Jakarta, CNN Indonesia -- Yayasan Supersemar tak dapat mengangsur denda perkara perdata yang menjerat mereka ke Pengadilan Negeri Jakarta Selatan. Padahal jumlah denda yang harus dibayar Supersemar atas perkara itu mencapai angka Rp4,4 triliun.
Humas PN Jakarta Selatan Made Sutrisna mengatakan, denda perkara perdata tidak dapat diangsur. Itu sudah ketentuan dalam Hukum Acara Perdata.
"Eksekusi bersifat satu kali dan tuntas. Tidak ada istilah eksekusi diangsur," ujar Made di PN Jakarta Selatan, Rabu (6/1).
Jika jumlah aset Supersemar tidak mencapai nominal denda yang dijatuhkan, maka pembayaran atau eksekusi tetap dapat dilakukan.
ADVERTISEMENT
SCROLL TO CONTINUE WITH CONTENT
Namun pembayaran atau eksekusi baru dapat dilakukan setelah Kejaksaan Agung selesai menelusuri seluruh aset milik yayasan yang didirikan Presiden Soeharto itu.
"Kembali kami menunggu informasi data dari pemohon, Jaksa Pengacara Negara. Sampai saat ini belum ada informasi (jumlah aset Supersemar) dari mereka," kata Made.
Made berkata, tidak ada peraturan mengenai batasan waktu bagi Kejaksaan Agung untuk memberikan hasil penelusuran aset Supersemar kepada PN. Namun ia berharap penelusuran aset dapat segera diselesaikan agar eksekusi perkara Supersemar bisa dilakukan dalam waktu dekat.
Berdasarkan salinan putusan Mahkamah Agung, Yayasan Supersemar diputus bersalah karena sempat menyalurkan dana ke sebuah bank dan tujuh perusahaan.
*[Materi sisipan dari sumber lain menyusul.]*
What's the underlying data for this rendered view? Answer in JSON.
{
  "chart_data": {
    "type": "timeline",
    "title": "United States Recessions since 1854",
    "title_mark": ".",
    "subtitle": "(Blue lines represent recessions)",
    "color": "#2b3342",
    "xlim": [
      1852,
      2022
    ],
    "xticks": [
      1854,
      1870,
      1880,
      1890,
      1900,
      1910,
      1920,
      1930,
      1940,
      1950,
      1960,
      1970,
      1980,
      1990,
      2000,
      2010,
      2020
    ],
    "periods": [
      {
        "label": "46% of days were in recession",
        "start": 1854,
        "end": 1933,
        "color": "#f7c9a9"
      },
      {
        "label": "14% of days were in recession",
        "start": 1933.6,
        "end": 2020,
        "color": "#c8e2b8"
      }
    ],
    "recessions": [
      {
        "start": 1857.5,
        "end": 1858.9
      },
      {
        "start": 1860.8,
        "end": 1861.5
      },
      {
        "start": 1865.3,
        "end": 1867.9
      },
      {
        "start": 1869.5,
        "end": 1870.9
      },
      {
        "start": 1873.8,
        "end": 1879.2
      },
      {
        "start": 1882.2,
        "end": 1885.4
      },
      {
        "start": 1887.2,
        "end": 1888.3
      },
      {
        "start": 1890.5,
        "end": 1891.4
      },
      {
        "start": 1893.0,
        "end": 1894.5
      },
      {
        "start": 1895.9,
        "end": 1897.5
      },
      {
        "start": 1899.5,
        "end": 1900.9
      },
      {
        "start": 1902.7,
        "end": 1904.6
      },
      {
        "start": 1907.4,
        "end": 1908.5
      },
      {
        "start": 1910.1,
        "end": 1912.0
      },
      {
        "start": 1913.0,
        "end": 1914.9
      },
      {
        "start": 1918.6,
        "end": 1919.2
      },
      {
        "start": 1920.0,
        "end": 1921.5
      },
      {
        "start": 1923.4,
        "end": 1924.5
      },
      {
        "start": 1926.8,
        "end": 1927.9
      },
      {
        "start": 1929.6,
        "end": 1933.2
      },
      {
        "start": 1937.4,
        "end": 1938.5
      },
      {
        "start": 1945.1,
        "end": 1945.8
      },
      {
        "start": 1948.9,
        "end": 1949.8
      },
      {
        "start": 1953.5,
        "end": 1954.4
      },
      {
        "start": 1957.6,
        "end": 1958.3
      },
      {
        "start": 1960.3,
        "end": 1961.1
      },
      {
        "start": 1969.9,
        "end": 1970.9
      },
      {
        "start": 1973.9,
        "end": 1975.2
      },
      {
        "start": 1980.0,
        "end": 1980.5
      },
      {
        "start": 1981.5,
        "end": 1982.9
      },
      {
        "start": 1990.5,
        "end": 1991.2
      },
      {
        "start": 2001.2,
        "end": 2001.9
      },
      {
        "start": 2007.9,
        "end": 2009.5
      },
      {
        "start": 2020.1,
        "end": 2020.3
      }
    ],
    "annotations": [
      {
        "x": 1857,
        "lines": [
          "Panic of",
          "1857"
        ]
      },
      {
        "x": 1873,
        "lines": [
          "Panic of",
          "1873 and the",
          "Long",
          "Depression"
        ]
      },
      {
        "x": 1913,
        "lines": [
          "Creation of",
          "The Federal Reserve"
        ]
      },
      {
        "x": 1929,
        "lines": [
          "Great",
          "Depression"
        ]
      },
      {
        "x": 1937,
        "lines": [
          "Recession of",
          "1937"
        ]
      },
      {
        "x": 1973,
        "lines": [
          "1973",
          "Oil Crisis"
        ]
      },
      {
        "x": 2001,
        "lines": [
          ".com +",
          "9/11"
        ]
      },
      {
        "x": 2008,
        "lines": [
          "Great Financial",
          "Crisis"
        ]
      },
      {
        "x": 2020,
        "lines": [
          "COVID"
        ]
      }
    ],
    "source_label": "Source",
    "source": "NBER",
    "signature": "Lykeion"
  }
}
Bank yang sempat menerima dana dari Yayasan Supersemar adalah Bank Duta.
Pada Putusan MA Nomor 2896 K/Pdt/2009 disebutkan, Bank Duta sempat menerima uang sejumlah US$420 juta. Yayasan Supersemar juga tercatat pernah memberi dana sebesar Rp13 miliar kepada PT Sempati Air sebuah maskapai yang kini sudah bangkrut.
Selain itu, Supersemar sempat menyalurkan dana sebanyak Rp150 miliar ke PT Kiani Lestari dan PT Kiani Sakti.
Masih dalam putusan yang sama, MA mencatat Yayasan Supersemar pernah memberi dana Rp12 miliar kepada PT Kalhold Utama, Essam Timber, dan PT Tanjung Redep Hutan Tanaman Industri.
Terakhir, MA menyebut Yayasan Supersemar bersalah karena pernah memberi uang sejumlah Rp10 miliar ke Kelompok Usaha Kosgoro pada akhir 1993.
Atas semua itu, Yayasan Supersemar divonis bersalah oleh PN Jakarta Selatan pada 28 Maret 2008. Putusan PN Jakarta Selatan itu dikuatkan dengan vonis Pengadilan Tinggi DKI Jakarta pada tingkat banding pada 19 Februari 2009.
Keberatan dengan putusan itu, Supersemar mengajukan kasasi ke MA pada Oktober 2010. Namun kasasi Yayasan Supersemar tidak diterima sepenuhnya oleh MA. MA menerima sebagian permohonan pemerintah, namun jumlah nominal denda yang harus dibayar Supersemar salah ketik dalam putusan tersebut.
Dalam putusan, tertulis denda yang harus dibayar Supersemar adalah 75 persen dari Rp185 juta. Padahal yayasan itu seharusnya membayar 75 persen dari Rp185 miliar, atau Rp 139 miliar kepada negara.
Atas kasasi itu, Kejaksaan Agung mengajukan peninjauan kembali (PK) pada September 2013, yang juga diikuti PK Yayasan Supersemar. MA akhirnya mengabulkan PK negara dan menolak PK Supersemar sehingga mereka mesti membayar denda sebesar Rp4,4 triliun lebih pada tahun ini.